Findings and treatment according to the injury grade

  • Rockwood classification of acromioclavicular (AC) joint dislocations: see picture 1.

Grade 1 luxation

  • The joint is locally painful and tender when palpated but the findings in the x-ray are normal or only minimally abnormal.
  • Immediate mobilization of the limb as much as the pain allows, gradually increasing the loading during the weeks after the injury

Grade 2 luxation

  • X-ray shows a slight upward dislocation of the clavicula (less than its diameter) and a slight widening of the AC joint.
  • An arm sling (mitella) is worn for about one week to manage the pain, and after that, mobilization of the shoulder joint as after grade 1 luxation.

Grade 3 to grade 6 luxations

  • The ligaments of the AC joint and - in more severe cases - also other stabilizing structures around the joint are injured.
  • The joint is unstable when palpated, and a so-called ”piano key” phenomenon is observed in the clavicula, and/or the bone is unstable in horizontal direction.
  • In the x-ray, the clavicula is lifted upwards as much as it is thick or more, and the gap between the clavicula and the coracoid is often considerably widened.
    • In a grade 4 luxation, the dislocation takes place in horizontal direction, whereupon an AP x-ray may be almost normal.
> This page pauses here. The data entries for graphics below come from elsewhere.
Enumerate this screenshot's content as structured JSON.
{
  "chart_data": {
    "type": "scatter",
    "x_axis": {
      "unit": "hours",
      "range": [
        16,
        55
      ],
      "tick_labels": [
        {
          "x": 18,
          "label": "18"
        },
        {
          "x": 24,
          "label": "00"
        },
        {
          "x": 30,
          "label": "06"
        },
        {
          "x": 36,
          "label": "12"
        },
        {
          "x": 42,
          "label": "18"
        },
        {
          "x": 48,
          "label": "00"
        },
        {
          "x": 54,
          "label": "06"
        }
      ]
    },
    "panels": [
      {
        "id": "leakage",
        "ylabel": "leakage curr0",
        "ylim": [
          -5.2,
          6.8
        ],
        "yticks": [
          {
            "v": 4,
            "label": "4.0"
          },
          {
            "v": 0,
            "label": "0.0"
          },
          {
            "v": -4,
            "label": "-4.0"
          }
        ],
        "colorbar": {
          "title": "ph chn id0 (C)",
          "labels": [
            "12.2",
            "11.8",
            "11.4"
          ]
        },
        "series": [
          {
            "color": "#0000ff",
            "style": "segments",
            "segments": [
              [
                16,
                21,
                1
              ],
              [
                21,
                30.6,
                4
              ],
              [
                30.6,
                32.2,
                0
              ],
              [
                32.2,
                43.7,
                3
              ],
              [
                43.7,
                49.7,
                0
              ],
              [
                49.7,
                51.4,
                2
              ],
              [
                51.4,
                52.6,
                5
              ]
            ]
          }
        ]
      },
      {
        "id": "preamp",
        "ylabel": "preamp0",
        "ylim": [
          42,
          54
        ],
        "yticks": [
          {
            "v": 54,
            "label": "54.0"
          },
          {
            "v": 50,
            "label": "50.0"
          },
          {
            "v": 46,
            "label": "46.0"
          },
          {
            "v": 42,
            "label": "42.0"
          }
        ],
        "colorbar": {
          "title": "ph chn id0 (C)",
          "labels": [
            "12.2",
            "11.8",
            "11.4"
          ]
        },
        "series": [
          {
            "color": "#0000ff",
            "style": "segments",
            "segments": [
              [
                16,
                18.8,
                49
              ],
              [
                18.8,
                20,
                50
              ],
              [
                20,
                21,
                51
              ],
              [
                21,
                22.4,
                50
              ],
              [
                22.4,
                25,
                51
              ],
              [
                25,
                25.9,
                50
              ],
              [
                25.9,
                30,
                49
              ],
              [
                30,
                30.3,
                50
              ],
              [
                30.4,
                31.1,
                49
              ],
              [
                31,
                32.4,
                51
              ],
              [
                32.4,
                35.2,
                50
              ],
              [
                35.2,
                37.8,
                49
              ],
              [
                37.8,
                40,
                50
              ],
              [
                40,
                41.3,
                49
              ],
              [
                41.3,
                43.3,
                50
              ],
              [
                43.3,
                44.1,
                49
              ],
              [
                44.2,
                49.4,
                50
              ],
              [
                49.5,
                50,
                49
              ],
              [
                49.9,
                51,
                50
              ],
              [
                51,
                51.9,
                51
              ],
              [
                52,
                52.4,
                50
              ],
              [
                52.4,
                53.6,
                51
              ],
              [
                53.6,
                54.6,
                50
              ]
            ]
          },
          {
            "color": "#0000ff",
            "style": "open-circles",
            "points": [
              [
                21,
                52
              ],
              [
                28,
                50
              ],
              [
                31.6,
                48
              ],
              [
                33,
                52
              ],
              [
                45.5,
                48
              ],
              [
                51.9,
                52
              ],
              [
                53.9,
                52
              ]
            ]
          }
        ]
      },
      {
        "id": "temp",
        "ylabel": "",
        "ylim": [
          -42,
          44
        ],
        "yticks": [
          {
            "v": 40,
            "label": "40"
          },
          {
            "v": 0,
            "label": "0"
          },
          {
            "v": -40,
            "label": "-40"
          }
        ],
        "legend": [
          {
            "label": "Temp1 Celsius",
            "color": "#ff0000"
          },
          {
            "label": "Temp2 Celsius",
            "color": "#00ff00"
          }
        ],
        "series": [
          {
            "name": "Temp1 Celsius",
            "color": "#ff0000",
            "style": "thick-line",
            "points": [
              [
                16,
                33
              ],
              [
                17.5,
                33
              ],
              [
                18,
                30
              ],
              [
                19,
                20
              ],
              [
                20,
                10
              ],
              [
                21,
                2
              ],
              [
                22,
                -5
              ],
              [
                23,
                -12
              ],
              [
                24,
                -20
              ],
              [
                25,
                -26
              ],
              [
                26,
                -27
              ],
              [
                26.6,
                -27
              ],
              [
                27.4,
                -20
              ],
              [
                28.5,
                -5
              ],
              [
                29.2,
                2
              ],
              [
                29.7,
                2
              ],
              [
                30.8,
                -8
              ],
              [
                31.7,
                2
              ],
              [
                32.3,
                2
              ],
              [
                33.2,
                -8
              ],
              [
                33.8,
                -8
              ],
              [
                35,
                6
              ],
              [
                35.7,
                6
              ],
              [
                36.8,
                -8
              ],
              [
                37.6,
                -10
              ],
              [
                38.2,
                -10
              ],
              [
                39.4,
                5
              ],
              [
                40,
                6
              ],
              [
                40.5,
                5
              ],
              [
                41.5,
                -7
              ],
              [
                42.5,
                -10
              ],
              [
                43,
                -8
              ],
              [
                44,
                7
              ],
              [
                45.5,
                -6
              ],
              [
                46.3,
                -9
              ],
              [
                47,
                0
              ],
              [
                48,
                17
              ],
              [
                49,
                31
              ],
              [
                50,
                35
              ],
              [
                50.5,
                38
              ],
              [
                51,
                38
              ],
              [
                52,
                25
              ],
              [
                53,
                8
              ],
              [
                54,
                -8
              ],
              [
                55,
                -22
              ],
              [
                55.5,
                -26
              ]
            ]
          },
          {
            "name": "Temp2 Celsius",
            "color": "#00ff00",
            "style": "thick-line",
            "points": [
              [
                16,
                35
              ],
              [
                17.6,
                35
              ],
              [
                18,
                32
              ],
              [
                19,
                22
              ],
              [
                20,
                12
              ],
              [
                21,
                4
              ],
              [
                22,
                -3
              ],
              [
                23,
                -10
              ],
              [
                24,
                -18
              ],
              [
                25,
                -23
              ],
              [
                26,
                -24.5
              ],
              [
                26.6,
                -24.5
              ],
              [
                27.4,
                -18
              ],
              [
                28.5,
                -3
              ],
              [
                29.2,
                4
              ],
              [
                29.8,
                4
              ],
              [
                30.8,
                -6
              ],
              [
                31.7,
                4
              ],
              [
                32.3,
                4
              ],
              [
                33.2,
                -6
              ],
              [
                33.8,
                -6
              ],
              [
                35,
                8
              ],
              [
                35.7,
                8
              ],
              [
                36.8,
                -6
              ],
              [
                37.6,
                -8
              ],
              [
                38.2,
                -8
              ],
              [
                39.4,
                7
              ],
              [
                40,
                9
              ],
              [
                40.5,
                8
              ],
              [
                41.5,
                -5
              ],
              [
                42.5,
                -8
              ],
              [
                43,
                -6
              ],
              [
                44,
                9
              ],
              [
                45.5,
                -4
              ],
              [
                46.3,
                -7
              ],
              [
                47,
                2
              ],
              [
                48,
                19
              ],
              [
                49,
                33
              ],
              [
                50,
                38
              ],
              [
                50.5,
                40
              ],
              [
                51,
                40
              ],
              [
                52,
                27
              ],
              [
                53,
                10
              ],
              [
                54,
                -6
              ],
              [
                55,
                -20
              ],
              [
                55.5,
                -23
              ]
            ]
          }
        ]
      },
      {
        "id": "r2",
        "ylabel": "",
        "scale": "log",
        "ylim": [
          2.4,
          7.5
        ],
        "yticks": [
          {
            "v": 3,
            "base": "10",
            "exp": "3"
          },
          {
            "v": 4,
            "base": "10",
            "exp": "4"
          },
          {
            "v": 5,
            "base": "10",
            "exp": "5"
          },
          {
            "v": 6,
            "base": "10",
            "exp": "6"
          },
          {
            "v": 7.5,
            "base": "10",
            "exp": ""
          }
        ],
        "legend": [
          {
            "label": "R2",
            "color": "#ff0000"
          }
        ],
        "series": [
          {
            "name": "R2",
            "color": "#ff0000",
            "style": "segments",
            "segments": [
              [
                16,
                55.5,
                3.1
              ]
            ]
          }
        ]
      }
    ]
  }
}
The diagnosis is based on clinical examination where attention is paid to the horizontal instability of the clavicula, and on the axillary projection of the shoulder joint the x-ray.
  • The majority of grade 3 injuries may be treated conservatively. It may be challenging to differentiate grade 4 to grade 6 injuries from grade 3 injuries; they require surgical assessment because the decision concerning the line of treatment is based on assessment of activity, for example, and other patient-specific matters.